Sofern es nicht zu einer beispiellosen Eskalation des Konflikts im Nahen Osten kommt, ist dieses Szenario deutlich wahrscheinlicher als Ölpreise von über 150 US-Dollar.
Was nach oben geht, muss auch wieder runterkommen
Die erweiterte Version des Kartells – zu der Saudi-Arabien, Russland, Irak, die Vereinigten Arabischen Emirate, Kuwait, Kasachstan, Algerien und Oman gehören – hat sich darauf geeinigt, die gemeinsame Produktion im April um 206.000 Barrel pro Tag zu erhöhen und begründet dies mit einem stabilen globalen Wirtschaftsausblick und niedrigen Ölbeständen.
Für 2026 wird nun ein Anstieg des globalen Angebots um rund 2,4 Millionen Barrel pro Tag erwartet – sofern die aktuellen Pläne Bestand haben. Wichtig ist zudem, dass von der Blockade vor allem US-Verbündete in Europa und Asien betroffen sind, da die Iraner allen nicht gebundenen Tankern die Durchfahrt erlauben und die USA sowie Südamerika über ausreichende lokale Produktion verfügen.
Für den unwahrscheinlichen Fall, dass sich der Konflikt noch einen weiteren Monat oder länger hinzieht, stehen Regierungen weitere Maßnahmen zur Verfügung, um die Preise zu dämpfen – etwa zusätzliche Freigaben aus strategischen Reserven oder die Aussetzung von Sanktionen gegen venezolanisches und russisches Öl, um die Nachfrage zu decken, bis Lieferungen aus dem Nahen Osten wieder anlaufen können.

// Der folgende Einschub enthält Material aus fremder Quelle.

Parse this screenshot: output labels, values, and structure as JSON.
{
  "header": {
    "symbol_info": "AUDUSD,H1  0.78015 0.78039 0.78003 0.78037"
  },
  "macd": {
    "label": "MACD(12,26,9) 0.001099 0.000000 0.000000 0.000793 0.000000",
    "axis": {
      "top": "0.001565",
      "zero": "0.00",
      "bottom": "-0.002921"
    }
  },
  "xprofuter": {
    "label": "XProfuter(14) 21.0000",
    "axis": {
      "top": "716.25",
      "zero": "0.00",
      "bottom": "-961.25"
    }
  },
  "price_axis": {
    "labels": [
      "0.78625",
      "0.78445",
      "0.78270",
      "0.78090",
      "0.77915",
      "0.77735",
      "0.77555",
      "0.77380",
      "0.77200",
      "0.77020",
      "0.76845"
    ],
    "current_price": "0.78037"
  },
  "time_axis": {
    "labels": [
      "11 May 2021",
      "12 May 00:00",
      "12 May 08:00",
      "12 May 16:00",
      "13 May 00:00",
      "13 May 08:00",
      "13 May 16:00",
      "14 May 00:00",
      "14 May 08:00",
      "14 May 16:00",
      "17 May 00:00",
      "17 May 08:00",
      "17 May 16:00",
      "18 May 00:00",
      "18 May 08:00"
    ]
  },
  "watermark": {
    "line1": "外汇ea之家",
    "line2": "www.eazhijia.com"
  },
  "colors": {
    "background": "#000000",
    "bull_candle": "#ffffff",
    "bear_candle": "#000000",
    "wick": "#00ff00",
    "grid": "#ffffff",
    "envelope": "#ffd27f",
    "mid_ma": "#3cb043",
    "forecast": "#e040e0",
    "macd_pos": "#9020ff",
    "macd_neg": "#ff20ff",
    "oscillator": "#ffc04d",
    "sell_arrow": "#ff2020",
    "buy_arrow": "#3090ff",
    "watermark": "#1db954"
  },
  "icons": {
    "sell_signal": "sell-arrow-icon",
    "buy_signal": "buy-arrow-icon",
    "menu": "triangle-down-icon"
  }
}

Die IEA hat bereits rekordverdächtige 400 Millionen Barrel aus ihren Reserven freigegeben, und Washington hat Sanktionen für auf dem Seeweg transportiertes sowie in Indien raffiniertes russisches Öl ausgesetzt – was maßgeblich für den Rückgang von den lokalen Höchstständen verantwortlich ist. Solche Initiativen ließen sich bei Bedarf leicht ausweiten, was die Annahme stützt, dass wir in diesem Jahr am Ölmarkt bereits das Preismaximum gesehen haben.